Wife walked out & won't contribute to mortgage/sign it overgreenspun.com : LUSENET : Repossession : One Thread
My boyfriend's wife walked out on hin 18 months ago, taking his 2 children to live with her new lover in a rented council property. Since, he has maintained the mortgage repayments mainly to provide a base for the children whom he had to stay 2 days/nights per week. She has now stopped him doing this and he sees them 2 evenings pw and alternate Saturdays.
He has asked for contributions to the mortgage (which is in their joint names)or for her to sign it over to him - she refuses both points. Her solicitor says she is not liable for the repayments as she doesn't live there now and pays rent on another property where she does reside. If this is the case, can my boyfriend walk out of the house, rent a property to live in and also be released from his obligations to the mortgage....somehow I think not, so why is it permissible for her to do it!!
He is considering handing in the keys to the BS, moving out (he no longer needs the house as he doeesn't have the children to stay any longer) and giving them her address so they can chase her for future payments - he is so fed up that he isn't bothered at this stage about being blacklisted etc. The house has little or no equity and is worth around £28k.
Has anyone any similar experiences or advice they can share with us??
-- Jan Beaumont (email@example.com), August 17, 2001
Some answers - hopefully others can contribute too.
1. Her liabilities. Unless the mortgage says otherwise I expect she is jointly liable for it irrespective of what her solicitor says. For example, if the property was sold at a profit, she would no doubt expect a share. Your partner needs, repeat needs, to go and see a solicitor to get some quality advice. It may well be that his ex cannot afford to contribute to the property given she has responsibilities elsewhere - for her own rental and also to maintain the kids.

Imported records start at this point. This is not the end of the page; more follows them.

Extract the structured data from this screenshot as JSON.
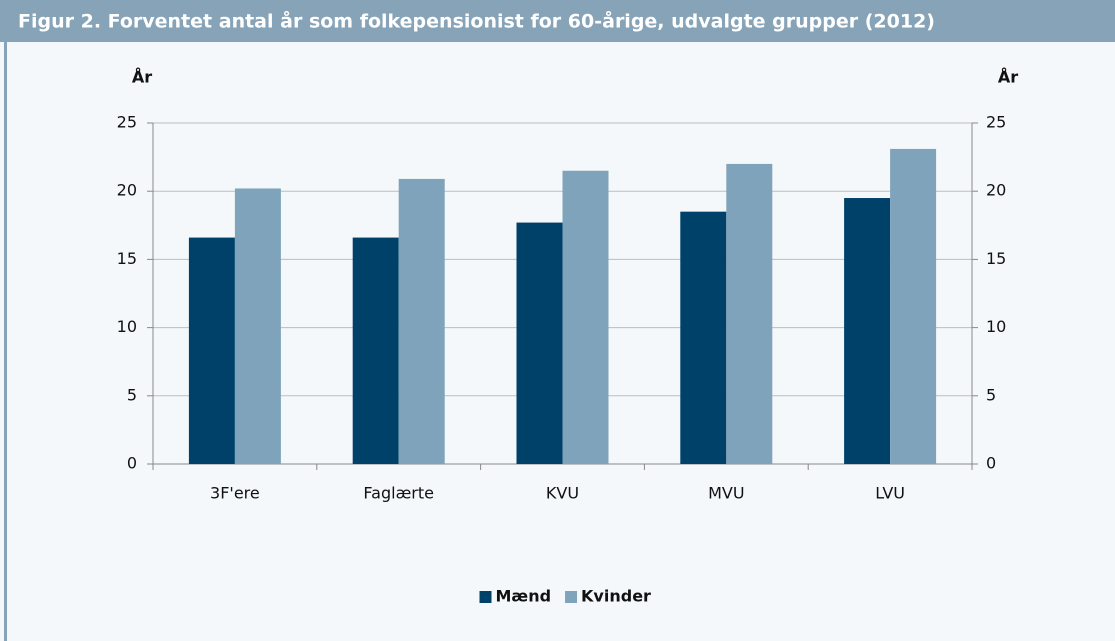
{
  "chart_data": {
    "type": "bar",
    "title": "Figur 2. Forventet antal år som folkepensionist for 60-årige, udvalgte grupper (2012)",
    "y_label": "År",
    "y2_label": "År",
    "categories": [
      "3F'ere",
      "Faglærte",
      "KVU",
      "MVU",
      "LVU"
    ],
    "series": [
      {
        "name": "Mænd",
        "color": "#00416a",
        "values": [
          16.6,
          16.6,
          17.7,
          18.5,
          19.5
        ]
      },
      {
        "name": "Kvinder",
        "color": "#7fa3ba",
        "values": [
          20.2,
          20.9,
          21.5,
          22.0,
          23.1
        ]
      }
    ],
    "ylim": [
      0,
      25
    ],
    "yticks": [
      0,
      5,
      10,
      15,
      20,
      25
    ],
    "y2lim": [
      0,
      25
    ],
    "y2ticks": [
      0,
      5,
      10,
      15,
      20,
      25
    ],
    "grid": true,
    "legend": "bottom"
  }
}
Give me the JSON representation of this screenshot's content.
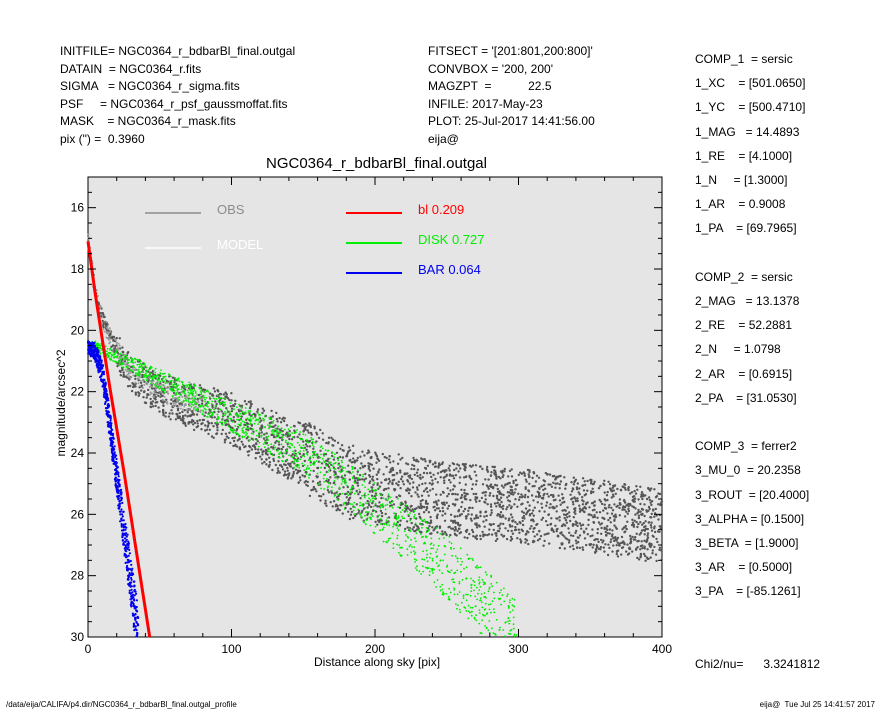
{
  "header": {
    "left": [
      "INITFILE= NGC0364_r_bdbarBl_final.outgal",
      "DATAIN  = NGC0364_r.fits",
      "SIGMA   = NGC0364_r_sigma.fits",
      "PSF     = NGC0364_r_psf_gaussmoffat.fits",
      "MASK    = NGC0364_r_mask.fits",
      "pix (\") =  0.3960"
    ],
    "middle": [
      "FITSECT = '[201:801,200:800]'",
      "CONVBOX = '200, 200'",
      "MAGZPT  =           22.5",
      "INFILE: 2017-May-23",
      "PLOT: 25-Jul-2017 14:41:56.00",
      "eija@"
    ]
  },
  "params": [
    "COMP_1  = sersic",
    "1_XC    = [501.0650]",
    "1_YC    = [500.4710]",
    "1_MAG   = 14.4893",
    "1_RE    = [4.1000]",
    "1_N     = [1.3000]",
    "1_AR    = 0.9008",
    "1_PA    = [69.7965]",
    "",
    "COMP_2  = sersic",
    "2_MAG   = 13.1378",
    "2_RE    = 52.2881",
    "2_N     = 1.0798",
    "2_AR    = [0.6915]",
    "2_PA    = [31.0530]",
    "",
    "COMP_3  = ferrer2",
    "3_MU_0  = 20.2358",
    "3_ROUT  = [20.4000]",
    "3_ALPHA = [0.1500]",
    "3_BETA  = [1.9000]",
    "3_AR    = [0.5000]",
    "3_PA    = [-85.1261]",
    "",
    "",
    "Chi2/nu=      3.3241812"
  ],
  "footer": {
    "left": "/data/eija/CALIFA/p4.dir/NGC0364_r_bdbarBl_final.outgal_profile",
    "right": "eija@  Tue Jul 25 14:41:57 2017"
  },
  "chart_data": {
    "type": "scatter",
    "title": "NGC0364_r_bdbarBl_final.outgal",
    "xlabel": "Distance along sky [pix]",
    "ylabel": "magnitude/arcsec^2",
    "xlim": [
      0,
      400
    ],
    "ylim": [
      30,
      15
    ],
    "y_inverted": true,
    "xticks": [
      0,
      100,
      200,
      300,
      400
    ],
    "yticks": [
      16,
      18,
      20,
      22,
      24,
      26,
      28,
      30
    ],
    "background": "#e5e5e5",
    "legend": [
      {
        "label": "OBS",
        "color": "#8c8c8c"
      },
      {
        "label": "MODEL",
        "color": "#ffffff"
      },
      {
        "label": "bl  0.209",
        "color": "#ff0000"
      },
      {
        "label": "DISK  0.727",
        "color": "#00ee00"
      },
      {
        "label": "BAR  0.064",
        "color": "#0000ee"
      }
    ],
    "series": [
      {
        "name": "OBS",
        "color": "#555555",
        "x": [
          0,
          5,
          10,
          15,
          20,
          25,
          30,
          40,
          50,
          60,
          80,
          100,
          120,
          150,
          180,
          200,
          250,
          300,
          350,
          400
        ],
        "y": [
          17.0,
          18.8,
          19.6,
          20.2,
          20.6,
          21.0,
          21.3,
          21.7,
          22.0,
          22.2,
          22.5,
          22.8,
          23.3,
          24.0,
          24.8,
          25.0,
          25.4,
          25.6,
          25.9,
          26.3
        ]
      },
      {
        "name": "DISK",
        "color": "#00ee00",
        "x": [
          0,
          50,
          100,
          150,
          200,
          250,
          300
        ],
        "y": [
          20.4,
          21.6,
          22.8,
          24.0,
          25.8,
          27.7,
          30.0
        ]
      },
      {
        "name": "bl",
        "color": "#ff0000",
        "x": [
          0,
          5,
          10,
          15,
          20,
          25,
          30,
          35,
          40,
          43
        ],
        "y": [
          17.1,
          18.8,
          20.3,
          21.8,
          23.2,
          24.6,
          26.1,
          27.6,
          29.1,
          30.0
        ]
      },
      {
        "name": "BAR",
        "color": "#0000ee",
        "x": [
          0,
          5,
          10,
          15,
          20,
          25,
          30,
          35
        ],
        "y": [
          20.55,
          20.7,
          21.4,
          23.0,
          24.8,
          26.5,
          28.2,
          30.0
        ]
      }
    ]
  }
}
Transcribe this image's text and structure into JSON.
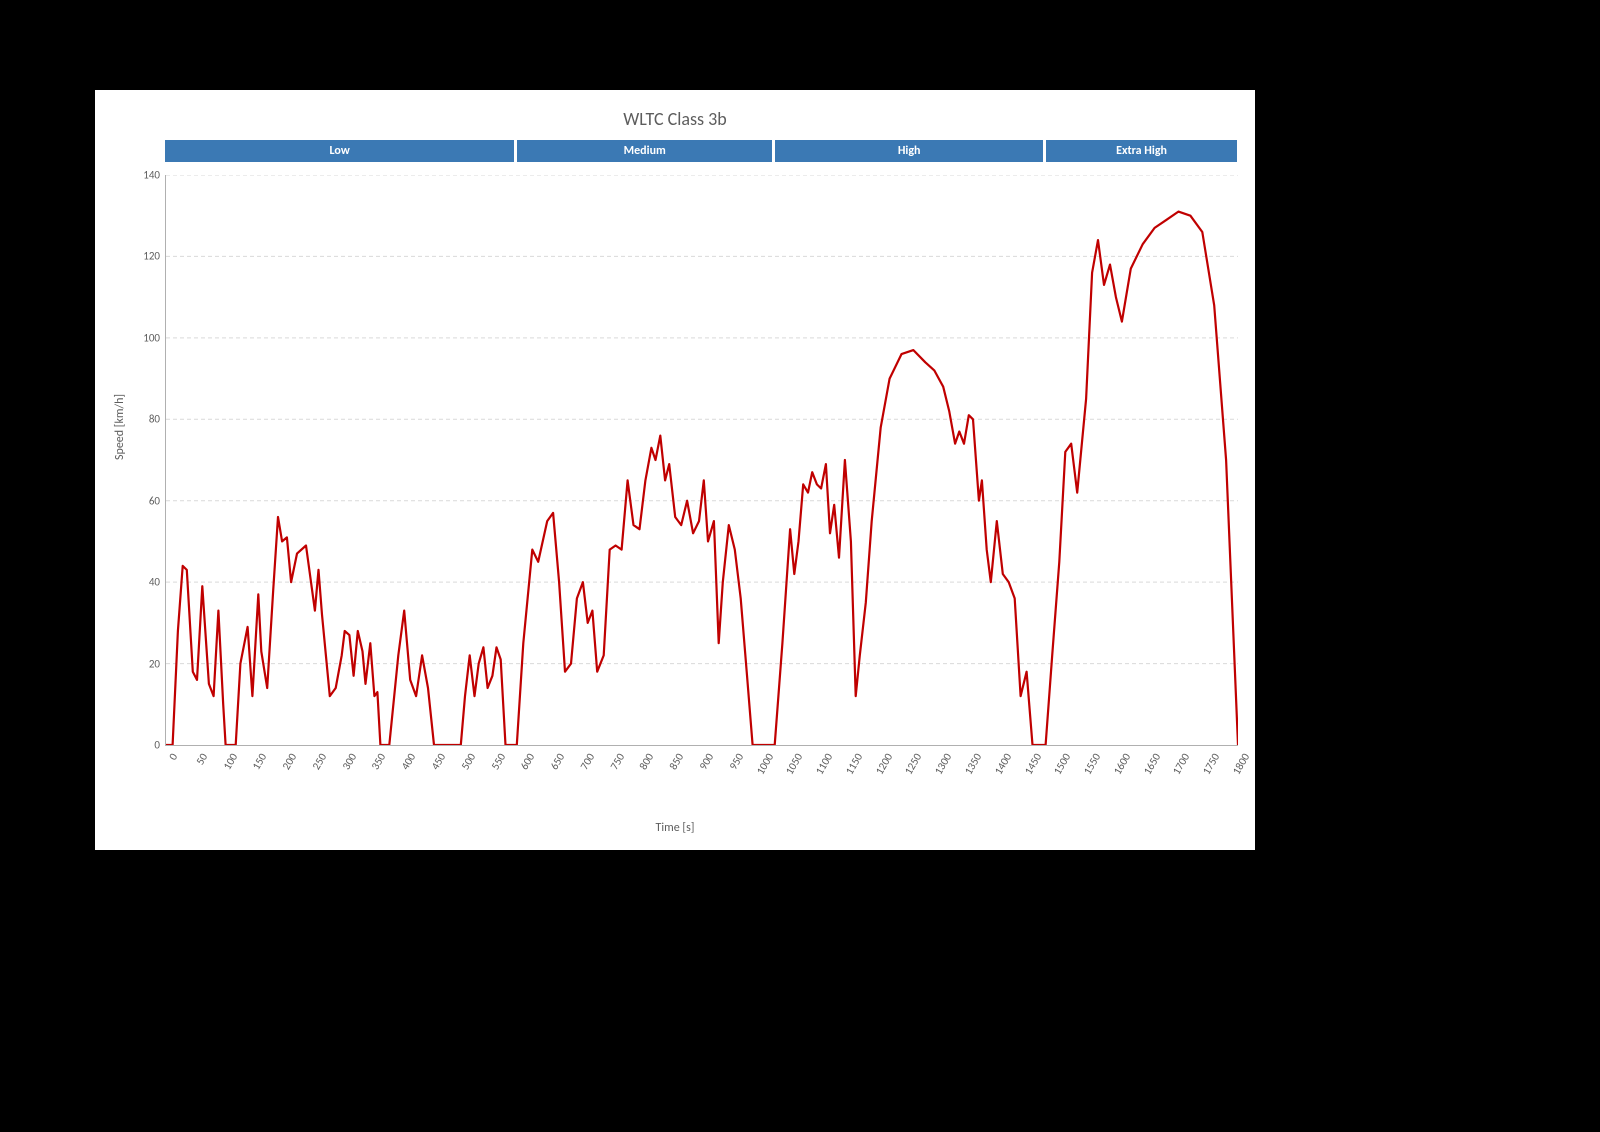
{
  "chart": {
    "type": "line",
    "title": "WLTC Class 3b",
    "title_fontsize": 18,
    "title_color": "#5d5d5d",
    "background_color": "#000000",
    "card_color": "#ffffff",
    "xlabel": "Time [s]",
    "ylabel": "Speed [km/h]",
    "label_fontsize": 12,
    "tick_fontsize": 11,
    "tick_color": "#5d5d5d",
    "axis_color": "#b0b0b0",
    "grid_color": "#d9d9d9",
    "grid_dash": "4 3",
    "xlim": [
      0,
      1800
    ],
    "ylim": [
      0,
      140
    ],
    "xtick_step": 50,
    "ytick_step": 20,
    "xtick_rotation_deg": -60,
    "line_color": "#c00000",
    "line_width": 2.2,
    "phase_color": "#3b79b4",
    "phase_text_color": "#ffffff",
    "phase_fontsize": 12,
    "phases": [
      {
        "label": "Low",
        "start": 0,
        "end": 589
      },
      {
        "label": "Medium",
        "start": 589,
        "end": 1022
      },
      {
        "label": "High",
        "start": 1022,
        "end": 1477
      },
      {
        "label": "Extra High",
        "start": 1477,
        "end": 1800
      }
    ],
    "series": {
      "t": [
        0,
        11,
        20,
        28,
        35,
        45,
        52,
        61,
        72,
        80,
        88,
        96,
        100,
        117,
        125,
        137,
        145,
        155,
        160,
        170,
        180,
        188,
        195,
        203,
        210,
        220,
        235,
        250,
        256,
        262,
        275,
        285,
        295,
        300,
        308,
        315,
        322,
        330,
        335,
        343,
        350,
        355,
        360,
        375,
        390,
        400,
        410,
        420,
        430,
        440,
        450,
        470,
        495,
        502,
        510,
        518,
        525,
        533,
        540,
        548,
        555,
        562,
        570,
        589,
        600,
        615,
        625,
        640,
        650,
        660,
        670,
        680,
        690,
        700,
        708,
        716,
        724,
        735,
        745,
        755,
        765,
        775,
        785,
        795,
        805,
        815,
        822,
        830,
        838,
        845,
        855,
        865,
        875,
        885,
        895,
        903,
        910,
        920,
        928,
        935,
        945,
        955,
        965,
        975,
        985,
        995,
        1005,
        1022,
        1035,
        1048,
        1055,
        1062,
        1070,
        1078,
        1085,
        1093,
        1100,
        1108,
        1115,
        1122,
        1130,
        1140,
        1150,
        1158,
        1165,
        1175,
        1185,
        1200,
        1215,
        1235,
        1255,
        1275,
        1290,
        1305,
        1315,
        1325,
        1332,
        1340,
        1348,
        1355,
        1365,
        1370,
        1378,
        1385,
        1395,
        1405,
        1415,
        1425,
        1435,
        1445,
        1455,
        1465,
        1477,
        1488,
        1500,
        1510,
        1520,
        1530,
        1545,
        1555,
        1565,
        1575,
        1585,
        1595,
        1605,
        1620,
        1640,
        1660,
        1680,
        1700,
        1720,
        1740,
        1760,
        1780,
        1800
      ],
      "v": [
        0,
        0,
        28,
        44,
        43,
        18,
        16,
        39,
        15,
        12,
        33,
        10,
        0,
        0,
        20,
        29,
        12,
        37,
        23,
        14,
        38,
        56,
        50,
        51,
        40,
        47,
        49,
        33,
        43,
        32,
        12,
        14,
        22,
        28,
        27,
        17,
        28,
        23,
        15,
        25,
        12,
        13,
        0,
        0,
        22,
        33,
        16,
        12,
        22,
        14,
        0,
        0,
        0,
        12,
        22,
        12,
        20,
        24,
        14,
        17,
        24,
        21,
        0,
        0,
        25,
        48,
        45,
        55,
        57,
        40,
        18,
        20,
        36,
        40,
        30,
        33,
        18,
        22,
        48,
        49,
        48,
        65,
        54,
        53,
        65,
        73,
        70,
        76,
        65,
        69,
        56,
        54,
        60,
        52,
        55,
        65,
        50,
        55,
        25,
        40,
        54,
        48,
        36,
        18,
        0,
        0,
        0,
        0,
        25,
        53,
        42,
        50,
        64,
        62,
        67,
        64,
        63,
        69,
        52,
        59,
        46,
        70,
        50,
        12,
        22,
        35,
        55,
        78,
        90,
        96,
        97,
        94,
        92,
        88,
        82,
        74,
        77,
        74,
        81,
        80,
        60,
        65,
        48,
        40,
        55,
        42,
        40,
        36,
        12,
        18,
        0,
        0,
        0,
        22,
        45,
        72,
        74,
        62,
        85,
        116,
        124,
        113,
        118,
        110,
        104,
        117,
        123,
        127,
        129,
        131,
        130,
        126,
        108,
        70,
        0
      ]
    }
  }
}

2. Handing in the Keys. Dont. Try and sell it. My absolute advice is not to hand in the keys, particularly as you don't mention any arrears. Provided he gets some advice he ought to be able to offset any payments he makes singularly against her share of any profit made from the sale (if any). Equally, if the property sells at a loss, he ought to be able to reclaim a percentage from her or again, at least offset it from any alimony payments. If the keys are handed in, the lawyer sharks will go for whoever has the most money irrespective of the fairness or otherwise of the situation.
3. The Kids I am also divorced and I have two kids. It is worth thinking about before taking any action against his ex - like sicking the building society on her - because anything bad happening to her WILL ALSO affect the kids in the same way - so if you improverish her, you make them poor too. Is that what he would want?
-- (firstname.lastname@example.org), August 17, 2001.
Can't really add much except to say Point 2 of bluemoon's response...even if the property sells at a loss your boyfriend will not be able to reclaim anything from his wife - by way of suing her or any other method of recourse. The Courts will not entertain these types of lawsuits and there is no way the child support payments can be (or should be) offset. As bluemoon says, the kids are the priority here and your boyfriend's first responsibilty is to them before anyone else, regardless of what the adults are up to. To be honest he would do better to get her to sign over the house (if she refuses to contribute to it, she will do it) and then hold onto it/rent it out or sell it later - that way he has a base and an asset. Fed up he may be but foolhardy he shouldn't be, these things simmer down and he may regret his actions later on.
-- Too scared to say (email@example.com), August 17, 2001.
All of the above is true,howevr a judge has power to force a sale in such circumstances ,he also has power to force her to relinquish her part provided that he can show that he has the means/will to retain the property.If you think mortgage law is grossly unfair then at least it is unfair without gender.Divorce law is unfair on biblical scales towards males.My own veiw is that she will try to evade all responsibilities and then share in his income and any rewards of increased equity.No my friend walk now and cut you future losses you CANNOT win if you are male in this circumstance.